Coraz trudniej nam rozmawiać
Data debaty nie była przypadkowa.
– Obchodzimy dziś Międzynarodowy Dzień Języka Ojczystego – przypomniała prof. Katarzyna Kłosińska, przewodnicząca Rady Języka Polskiego przy Prezydium Polskiej Akademii Nauk. – Chciałoby się, by był to dzień radosny. Czy jednak mamy powody do radości? Niedawno Rada Języka Polskiego opublikowała przecież stanowisko dotyczące debaty publicznej, której stan określiła jako dramatyczny.

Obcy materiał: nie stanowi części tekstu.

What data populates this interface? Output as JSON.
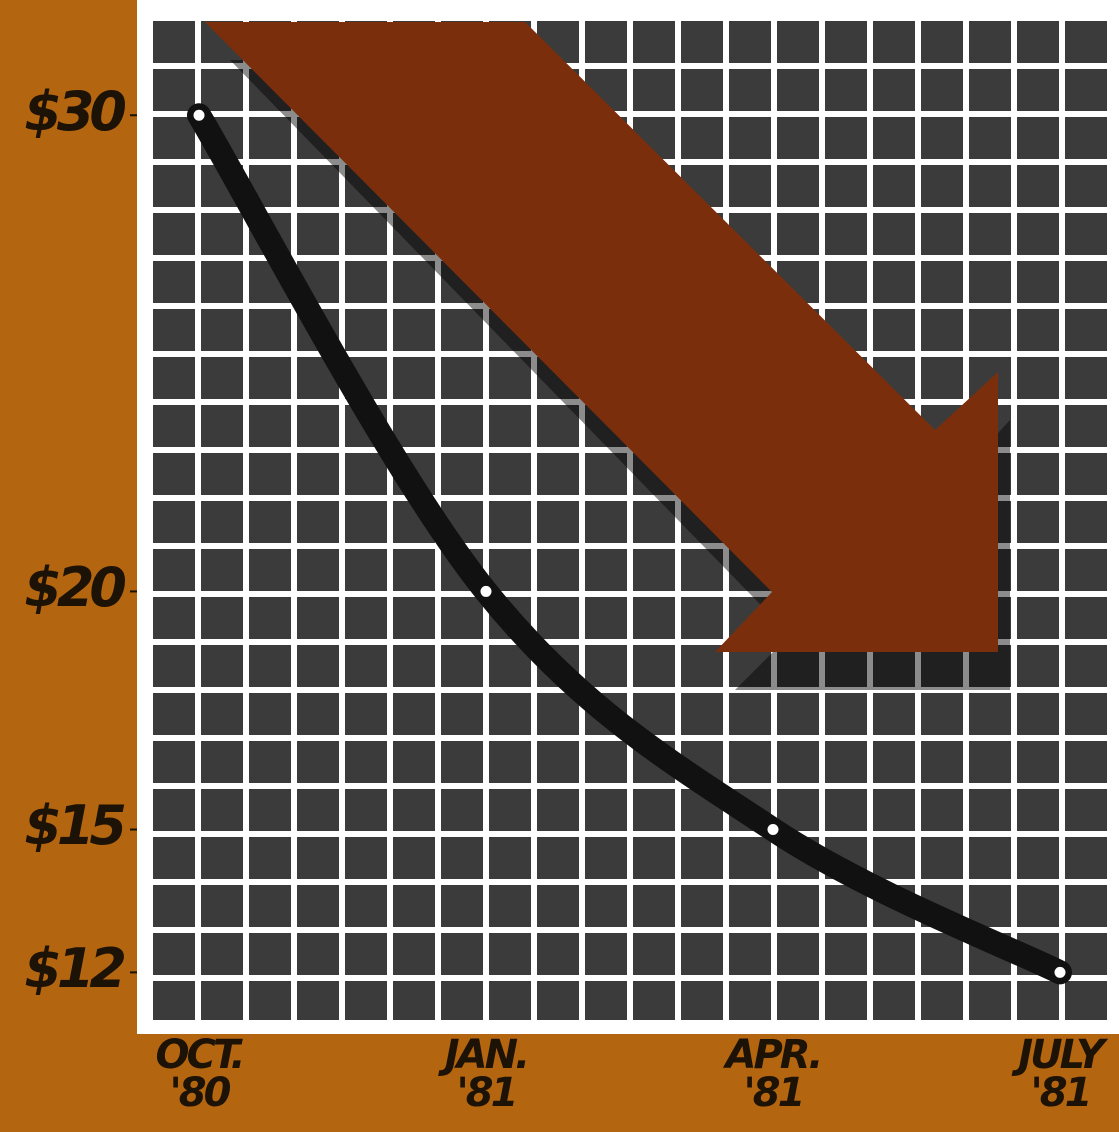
{
  "chart_data": {
    "type": "line",
    "categories": [
      "OCT.\n'80",
      "JAN.\n'81",
      "APR.\n'81",
      "JULY\n'81"
    ],
    "series": [
      {
        "color": "#111111",
        "values": [
          30,
          20,
          15,
          12
        ]
      }
    ],
    "ylim": [
      11,
      32
    ],
    "yticks": [
      {
        "value": 30,
        "label": "$30"
      },
      {
        "value": 20,
        "label": "$20"
      },
      {
        "value": 15,
        "label": "$15"
      },
      {
        "value": 12,
        "label": "$12"
      }
    ],
    "grid": true
  }
}
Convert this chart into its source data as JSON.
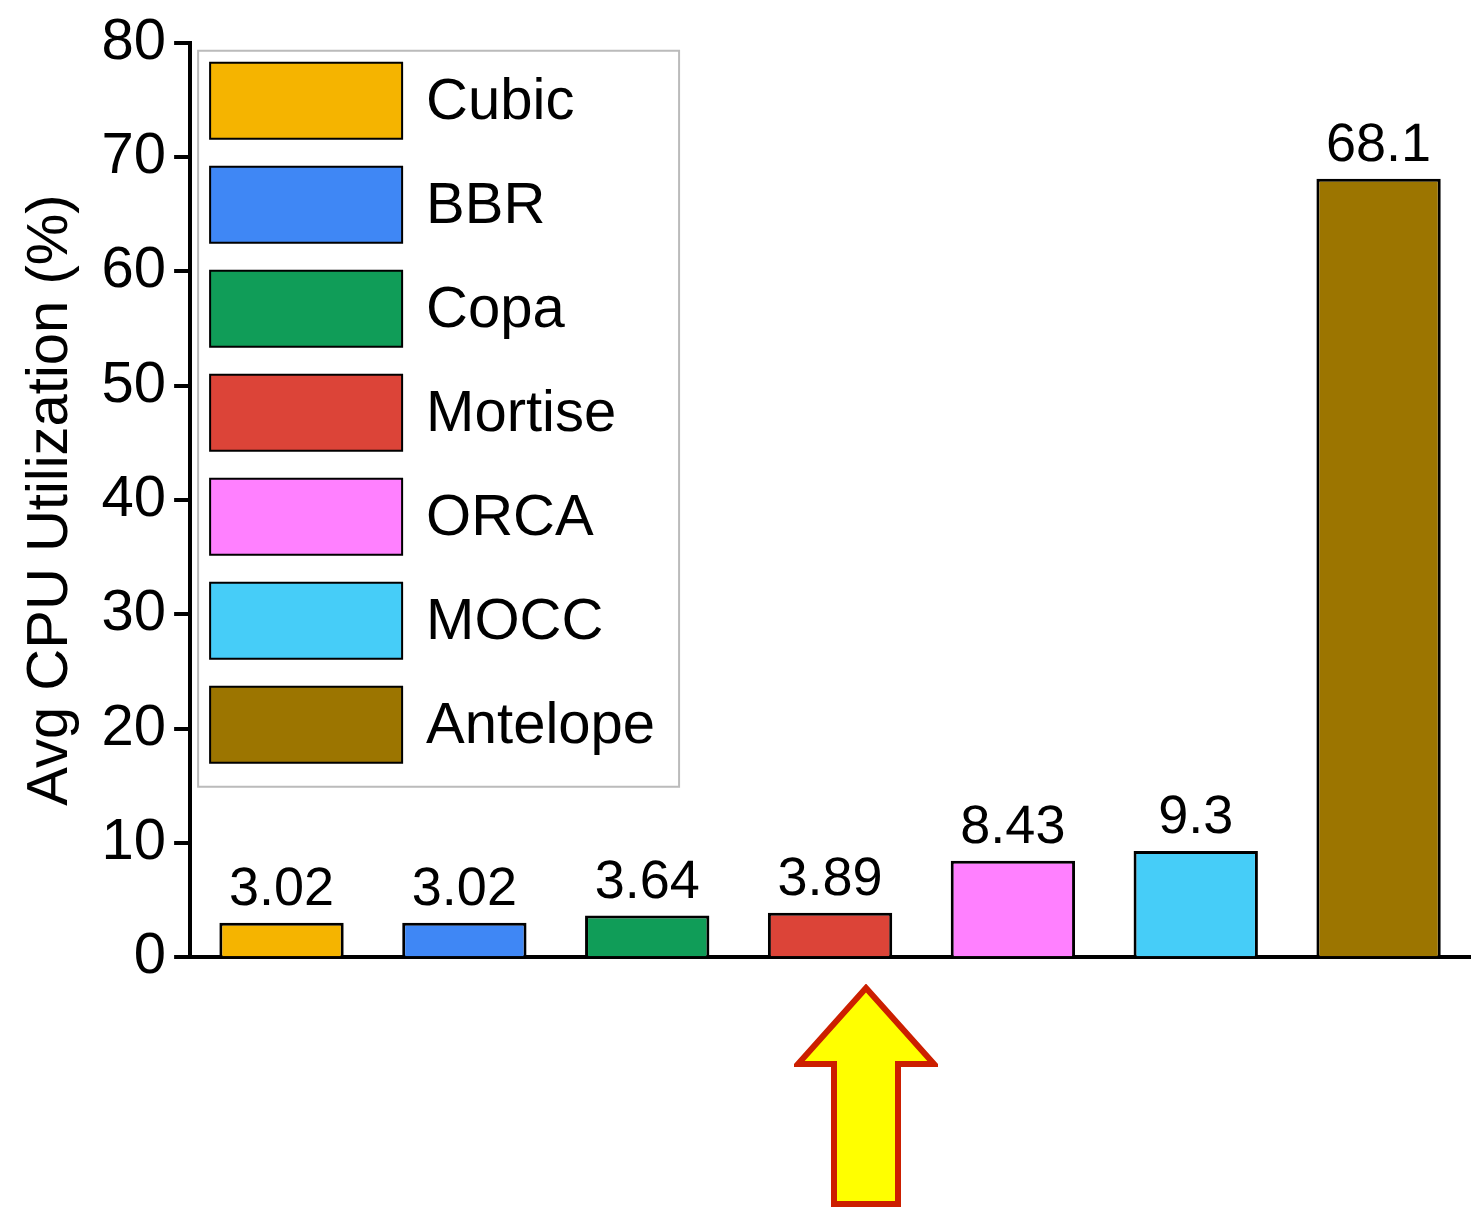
{
  "chart_data": {
    "type": "bar",
    "ylabel": "Avg CPU Utilization (%)",
    "categories": [
      null,
      null,
      null,
      null,
      null,
      null,
      null
    ],
    "series": [
      {
        "name": "Cubic",
        "color": "#f5b400",
        "values": [
          3.02,
          null,
          null,
          null,
          null,
          null,
          null
        ]
      },
      {
        "name": "BBR",
        "color": "#3f87f5",
        "values": [
          null,
          3.02,
          null,
          null,
          null,
          null,
          null
        ]
      },
      {
        "name": "Copa",
        "color": "#109d58",
        "values": [
          null,
          null,
          3.64,
          null,
          null,
          null,
          null
        ]
      },
      {
        "name": "Mortise",
        "color": "#dc4438",
        "values": [
          null,
          null,
          null,
          3.89,
          null,
          null,
          null
        ]
      },
      {
        "name": "ORCA",
        "color": "#ff80ff",
        "values": [
          null,
          null,
          null,
          null,
          8.43,
          null,
          null
        ]
      },
      {
        "name": "MOCC",
        "color": "#46cdf8",
        "values": [
          null,
          null,
          null,
          null,
          null,
          9.3,
          null
        ]
      },
      {
        "name": "Antelope",
        "color": "#9c7500",
        "values": [
          null,
          null,
          null,
          null,
          null,
          null,
          68.1
        ]
      }
    ],
    "ylim": [
      0,
      80
    ],
    "yticks": [
      0,
      10,
      20,
      30,
      40,
      50,
      60,
      70,
      80
    ],
    "data_labels": true,
    "legend": "top left",
    "grid": false,
    "tick_labels": "y"
  }
}
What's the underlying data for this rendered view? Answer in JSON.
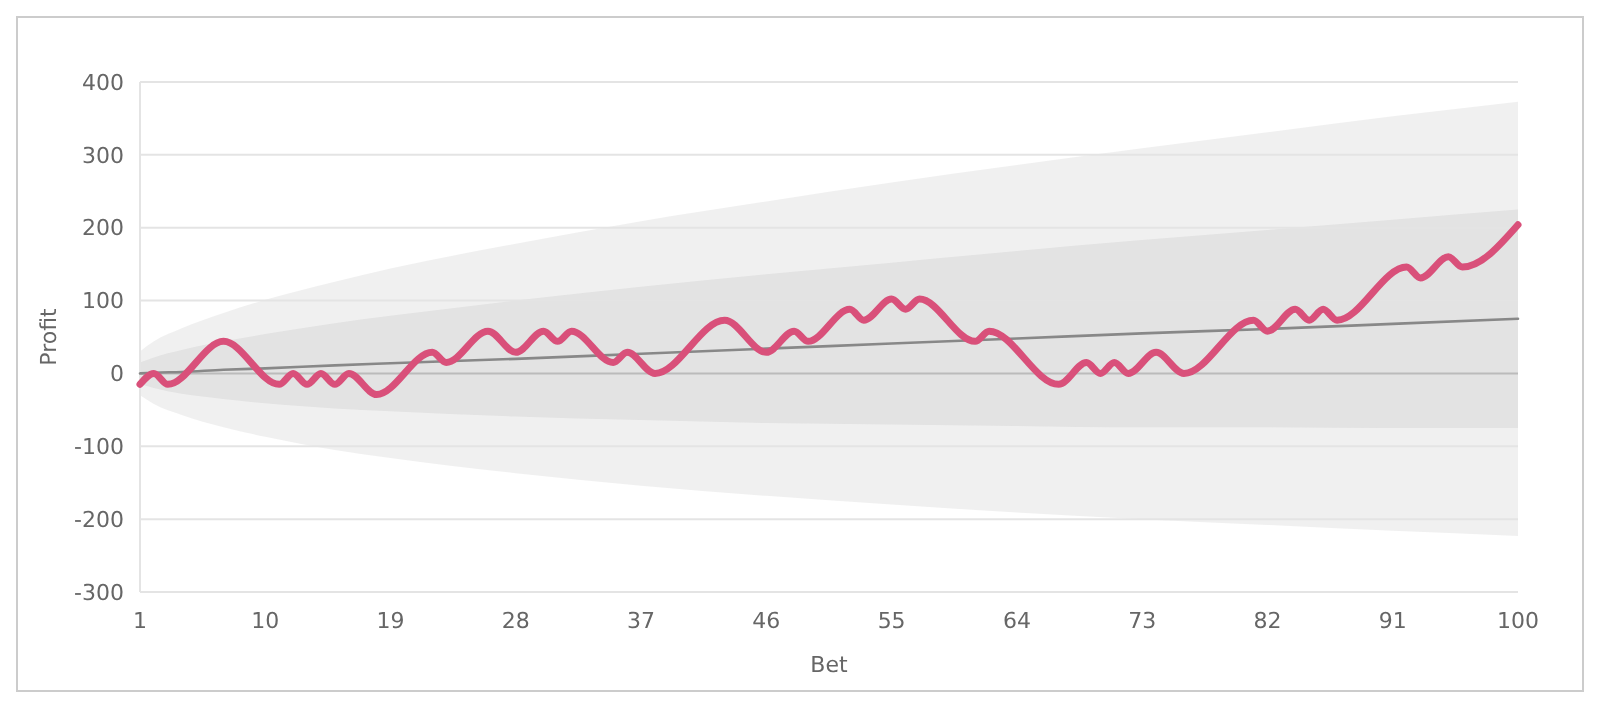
{
  "chart_data": {
    "type": "line",
    "xlabel": "Bet",
    "ylabel": "Profit",
    "xlim": [
      1,
      100
    ],
    "ylim": [
      -300,
      400
    ],
    "xticks": [
      1,
      10,
      19,
      28,
      37,
      46,
      55,
      64,
      73,
      82,
      91,
      100
    ],
    "yticks": [
      -300,
      -200,
      -100,
      0,
      100,
      200,
      300,
      400
    ],
    "grid": "y",
    "ref_lines": [
      {
        "axis": "y",
        "value": 0,
        "color": "#bbbbbb"
      }
    ],
    "series": [
      {
        "color": "#888888",
        "x": [
          1,
          2,
          4,
          7,
          10,
          15,
          19,
          28,
          37,
          46,
          55,
          64,
          73,
          82,
          91,
          100
        ],
        "values": [
          0,
          1,
          2,
          5,
          7,
          11,
          14,
          20,
          27,
          34,
          41,
          48,
          55,
          61,
          68,
          75
        ],
        "upper": [
          30,
          44,
          62,
          83,
          101,
          126,
          144,
          178,
          209,
          236,
          262,
          286,
          309,
          331,
          353,
          373
        ],
        "lower": [
          -30,
          -42,
          -57,
          -74,
          -87,
          -105,
          -116,
          -137,
          -154,
          -168,
          -180,
          -191,
          -200,
          -208,
          -216,
          -223
        ]
      },
      {
        "color": "#888888",
        "x": [
          1,
          2,
          4,
          7,
          10,
          15,
          19,
          28,
          37,
          46,
          55,
          64,
          73,
          82,
          91,
          100
        ],
        "values": [
          null,
          null,
          null,
          null,
          null,
          null,
          null,
          null,
          null,
          null,
          null,
          null,
          null,
          null,
          null,
          null
        ],
        "upper": [
          15,
          22,
          32,
          44,
          54,
          69,
          79,
          100,
          119,
          136,
          152,
          168,
          183,
          197,
          211,
          225
        ],
        "lower": [
          -15,
          -20,
          -28,
          -35,
          -41,
          -48,
          -52,
          -59,
          -64,
          -68,
          -70,
          -72,
          -74,
          -74,
          -75,
          -75
        ]
      },
      {
        "color": "#d9507a",
        "x": [
          1,
          2,
          3,
          7,
          11,
          12,
          13,
          14,
          15,
          16,
          18,
          22,
          23,
          26,
          28,
          30,
          31,
          32,
          35,
          36,
          38,
          43,
          46,
          48,
          49,
          52,
          53,
          55,
          56,
          57,
          61,
          62,
          67,
          69,
          70,
          71,
          72,
          74,
          76,
          81,
          82,
          84,
          85,
          86,
          87,
          92,
          93,
          95,
          96,
          100
        ],
        "values": [
          -15,
          0,
          -15,
          44,
          -15,
          0,
          -15,
          0,
          -15,
          0,
          -29,
          29,
          15,
          58,
          29,
          58,
          44,
          58,
          15,
          29,
          0,
          73,
          29,
          58,
          44,
          88,
          73,
          102,
          88,
          102,
          44,
          58,
          -15,
          15,
          0,
          15,
          0,
          29,
          0,
          73,
          58,
          88,
          73,
          88,
          73,
          146,
          131,
          160,
          146,
          204
        ]
      }
    ]
  }
}
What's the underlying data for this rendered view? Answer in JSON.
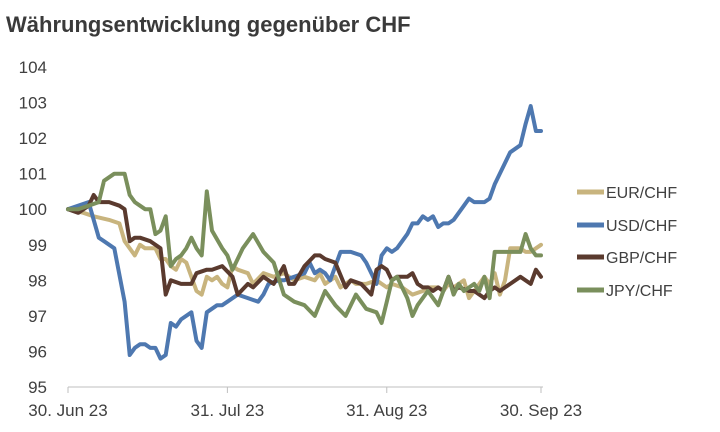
{
  "chart_data": {
    "type": "line",
    "title": "Währungsentwicklung gegenüber CHF",
    "xlabel": "",
    "ylabel": "",
    "ylim": [
      95,
      104
    ],
    "yticks": [
      "95",
      "96",
      "97",
      "98",
      "99",
      "100",
      "101",
      "102",
      "103",
      "104"
    ],
    "xlim": [
      0,
      92
    ],
    "xticks": [
      {
        "x": 0,
        "label": "30. Jun 23"
      },
      {
        "x": 31,
        "label": "31. Jul 23"
      },
      {
        "x": 62,
        "label": "31. Aug 23"
      },
      {
        "x": 92,
        "label": "30. Sep 23"
      }
    ],
    "grid": "horizontal",
    "legend_position": "right",
    "series": [
      {
        "name": "EUR/CHF",
        "color": "#c8b47e",
        "x": [
          0,
          3,
          5,
          8,
          10,
          11,
          13,
          14,
          15,
          17,
          18,
          19,
          20,
          21,
          22,
          23,
          25,
          26,
          27,
          28,
          29,
          30,
          31,
          32,
          33,
          35,
          36,
          38,
          40,
          42,
          44,
          46,
          48,
          49,
          50,
          52,
          53,
          55,
          56,
          58,
          60,
          62,
          63,
          65,
          66,
          67,
          69,
          70,
          72,
          73,
          74,
          75,
          77,
          78,
          80,
          81,
          82,
          83,
          84,
          85,
          86,
          88,
          89,
          90,
          91,
          92
        ],
        "values": [
          100.0,
          99.9,
          99.8,
          99.7,
          99.6,
          99.1,
          98.7,
          99.0,
          98.9,
          98.9,
          98.6,
          98.6,
          98.4,
          98.3,
          98.6,
          98.5,
          97.7,
          97.6,
          98.1,
          98.0,
          98.1,
          97.9,
          97.8,
          98.4,
          98.3,
          98.2,
          97.9,
          98.2,
          98.1,
          98.2,
          98.0,
          98.1,
          98.0,
          98.2,
          97.9,
          98.1,
          97.8,
          98.0,
          97.9,
          97.9,
          98.0,
          97.8,
          97.9,
          97.8,
          97.7,
          97.6,
          97.7,
          97.8,
          97.8,
          97.7,
          97.9,
          97.8,
          98.0,
          97.5,
          97.9,
          98.1,
          97.9,
          98.2,
          97.6,
          98.0,
          98.9,
          98.9,
          98.8,
          98.8,
          98.9,
          99.0
        ]
      },
      {
        "name": "USD/CHF",
        "color": "#4e78b0",
        "x": [
          0,
          2,
          4,
          6,
          7,
          9,
          11,
          12,
          13,
          14,
          15,
          16,
          17,
          18,
          19,
          20,
          21,
          22,
          24,
          25,
          26,
          27,
          29,
          30,
          31,
          33,
          35,
          37,
          38,
          39,
          41,
          42,
          44,
          46,
          47,
          48,
          49,
          50,
          51,
          53,
          54,
          55,
          57,
          58,
          60,
          61,
          62,
          63,
          64,
          66,
          67,
          68,
          69,
          70,
          71,
          72,
          73,
          74,
          75,
          77,
          78,
          79,
          81,
          82,
          83,
          85,
          86,
          88,
          89,
          90,
          91,
          92
        ],
        "values": [
          100.0,
          100.1,
          100.2,
          99.2,
          99.1,
          98.9,
          97.4,
          95.9,
          96.1,
          96.2,
          96.2,
          96.1,
          96.1,
          95.8,
          95.9,
          96.8,
          96.7,
          96.9,
          97.1,
          96.3,
          96.1,
          97.1,
          97.3,
          97.3,
          97.4,
          97.6,
          97.5,
          97.4,
          97.6,
          97.9,
          98.0,
          98.0,
          98.1,
          98.2,
          98.5,
          98.2,
          98.3,
          98.2,
          98.0,
          98.8,
          98.8,
          98.8,
          98.7,
          98.5,
          97.9,
          98.7,
          98.9,
          98.8,
          98.9,
          99.3,
          99.6,
          99.6,
          99.8,
          99.7,
          99.8,
          99.5,
          99.6,
          99.6,
          99.7,
          100.1,
          100.3,
          100.2,
          100.2,
          100.3,
          100.7,
          101.3,
          101.6,
          101.8,
          102.4,
          102.9,
          102.2,
          102.2
        ]
      },
      {
        "name": "GBP/CHF",
        "color": "#5a3a2e",
        "x": [
          0,
          2,
          4,
          5,
          6,
          8,
          10,
          11,
          12,
          13,
          14,
          16,
          17,
          18,
          19,
          20,
          22,
          24,
          25,
          27,
          28,
          30,
          32,
          33,
          35,
          36,
          38,
          40,
          42,
          43,
          44,
          46,
          48,
          49,
          50,
          52,
          54,
          55,
          57,
          59,
          60,
          61,
          62,
          63,
          64,
          66,
          67,
          68,
          69,
          70,
          71,
          72,
          73,
          74,
          75,
          76,
          78,
          79,
          81,
          82,
          83,
          84,
          85,
          86,
          88,
          90,
          91,
          92
        ],
        "values": [
          100.0,
          99.9,
          100.1,
          100.4,
          100.2,
          100.2,
          100.1,
          100.0,
          99.1,
          99.2,
          99.2,
          99.1,
          99.0,
          98.9,
          97.6,
          98.0,
          97.9,
          97.9,
          98.2,
          98.3,
          98.3,
          98.4,
          98.1,
          97.6,
          97.9,
          97.8,
          98.1,
          97.9,
          98.4,
          97.9,
          97.9,
          98.4,
          98.7,
          98.7,
          98.6,
          98.5,
          97.8,
          98.0,
          97.9,
          97.6,
          98.3,
          98.4,
          98.3,
          98.0,
          98.1,
          98.1,
          98.2,
          97.9,
          97.8,
          97.8,
          97.7,
          97.8,
          97.7,
          98.1,
          97.7,
          97.8,
          97.7,
          97.7,
          97.5,
          97.7,
          97.8,
          97.7,
          97.8,
          97.9,
          98.1,
          97.9,
          98.3,
          98.1
        ]
      },
      {
        "name": "JPY/CHF",
        "color": "#7a8f5c",
        "x": [
          0,
          2,
          4,
          6,
          7,
          9,
          10,
          11,
          12,
          13,
          14,
          15,
          16,
          17,
          18,
          19,
          20,
          21,
          22,
          23,
          24,
          25,
          26,
          27,
          28,
          30,
          31,
          32,
          34,
          36,
          38,
          40,
          42,
          44,
          46,
          48,
          50,
          52,
          54,
          56,
          58,
          60,
          61,
          62,
          63,
          64,
          66,
          67,
          68,
          70,
          72,
          74,
          75,
          76,
          77,
          79,
          80,
          81,
          82,
          83,
          85,
          86,
          88,
          89,
          90,
          91,
          92
        ],
        "values": [
          100.0,
          100.0,
          100.1,
          100.2,
          100.8,
          101.0,
          101.0,
          101.0,
          100.4,
          100.2,
          100.1,
          100.0,
          100.0,
          99.3,
          99.4,
          99.8,
          98.4,
          98.6,
          98.7,
          98.9,
          99.2,
          98.9,
          98.7,
          100.5,
          99.4,
          98.9,
          98.7,
          98.3,
          98.9,
          99.3,
          98.8,
          98.5,
          97.6,
          97.4,
          97.3,
          97.0,
          97.7,
          97.3,
          97.0,
          97.6,
          97.2,
          97.1,
          96.8,
          97.4,
          98.0,
          98.1,
          97.5,
          97.0,
          97.3,
          97.7,
          97.3,
          98.1,
          97.6,
          97.9,
          97.7,
          97.9,
          97.7,
          98.1,
          97.5,
          98.8,
          98.8,
          98.8,
          98.8,
          99.3,
          98.9,
          98.7,
          98.7
        ]
      }
    ]
  }
}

„Uwolniono w niej nienawiść i inne skrajnie negatywne emocje, przekroczono granice do tej pory nieprzekraczalne – pisała Rada. – Nawet największe różnice poglądów, przekonanie o słuszności własnego programu i racji moralnych nie mogą prowadzić do odczłowieczenia przeciwnika politycznego, odmawiania mu prawa do szczerych intencji, uczciwości, patriotyzmu. Przemoc symboliczna, w tym słowna, może prowadzić w podzielonym społeczeństwie do przemocy realnej. W ostatniej kampanii odwoływano się wprost do wyglądu konkretnych osób, zarzucano konkurentom zagraniczne inspiracje, a nawet zdradę, określano ich jako personifikację czystego zła. Atakowano sąsiednie narody, mniejszości i inne grupy ludzkie, uprzedmiotowiono kobiety”.
To stanowisko było punktem wyjścia debaty. Jej uczestnicy zastanawiali się, gdzie leży źródło problemu i czy zmiana jest w ogóle możliwa?